CPU-only nodes — where GPU hardware is unavailable or power-constrained below Jetson levels — use a two-model pipeline: PaddleOCR with its PPOCR-v4 detection and recognition models for text extraction (runs at ~1 second per page on a modern ARM64 core), and a lightweight MobileNetV3 symbol classifier at INT8 quantization for symbol recognition. The VLM step is omitted; relative position parsing falls back to the rule-based offset parser. This pipeline processes a SITREP in 3–6 seconds on a modern laptop CPU, or 8–20 seconds on a single-board ARM processor (Raspberry Pi 5 class), with somewhat lower extraction accuracy on complex documents but still operationally useful performance for the most common SITREP formats.
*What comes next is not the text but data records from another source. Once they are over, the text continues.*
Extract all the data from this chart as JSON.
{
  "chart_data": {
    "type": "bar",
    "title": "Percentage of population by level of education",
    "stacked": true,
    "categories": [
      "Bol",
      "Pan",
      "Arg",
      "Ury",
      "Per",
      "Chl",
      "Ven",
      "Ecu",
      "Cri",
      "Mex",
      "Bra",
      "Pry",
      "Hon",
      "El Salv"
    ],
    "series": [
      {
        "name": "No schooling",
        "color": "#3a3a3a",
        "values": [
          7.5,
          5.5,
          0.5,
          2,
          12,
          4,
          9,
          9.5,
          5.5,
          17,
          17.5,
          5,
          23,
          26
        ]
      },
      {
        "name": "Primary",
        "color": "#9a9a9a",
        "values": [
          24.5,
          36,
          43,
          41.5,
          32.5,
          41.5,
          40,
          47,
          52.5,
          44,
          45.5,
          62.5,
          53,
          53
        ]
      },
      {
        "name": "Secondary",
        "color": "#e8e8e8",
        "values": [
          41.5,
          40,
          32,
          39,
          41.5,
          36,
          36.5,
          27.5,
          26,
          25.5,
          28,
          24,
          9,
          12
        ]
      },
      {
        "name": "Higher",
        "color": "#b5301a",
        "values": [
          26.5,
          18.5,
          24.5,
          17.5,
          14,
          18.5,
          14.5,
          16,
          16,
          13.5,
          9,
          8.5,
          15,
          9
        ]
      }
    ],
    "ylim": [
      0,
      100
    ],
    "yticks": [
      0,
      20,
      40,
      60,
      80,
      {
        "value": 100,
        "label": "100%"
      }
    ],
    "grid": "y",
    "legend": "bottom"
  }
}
Model updates in the field follow the same signed-package update mechanism described for other edge AI deployments: the update bundle is cryptographically signed, delivered via the TAKpilot management channel, and applied with automatic rollback if post-update accuracy metrics fall below baseline. Theatre-specific fine-tuning — adapting the symbol classifier to the particular hand-drawing conventions of the units in the area of operations — can be pushed to forward nodes as a model delta within 24 hours of receiving a labeled sample batch.

The transition between edge and cloud mode is transparent to the operator. When network connectivity is available, TAKpilot routes to the cloud pipeline for higher accuracy. When connectivity drops — as detected by a 5-second timeout on the API health check — it automatically falls back to the local model without operator intervention. The confirmation card UI is identical in both modes; only the processing time changes.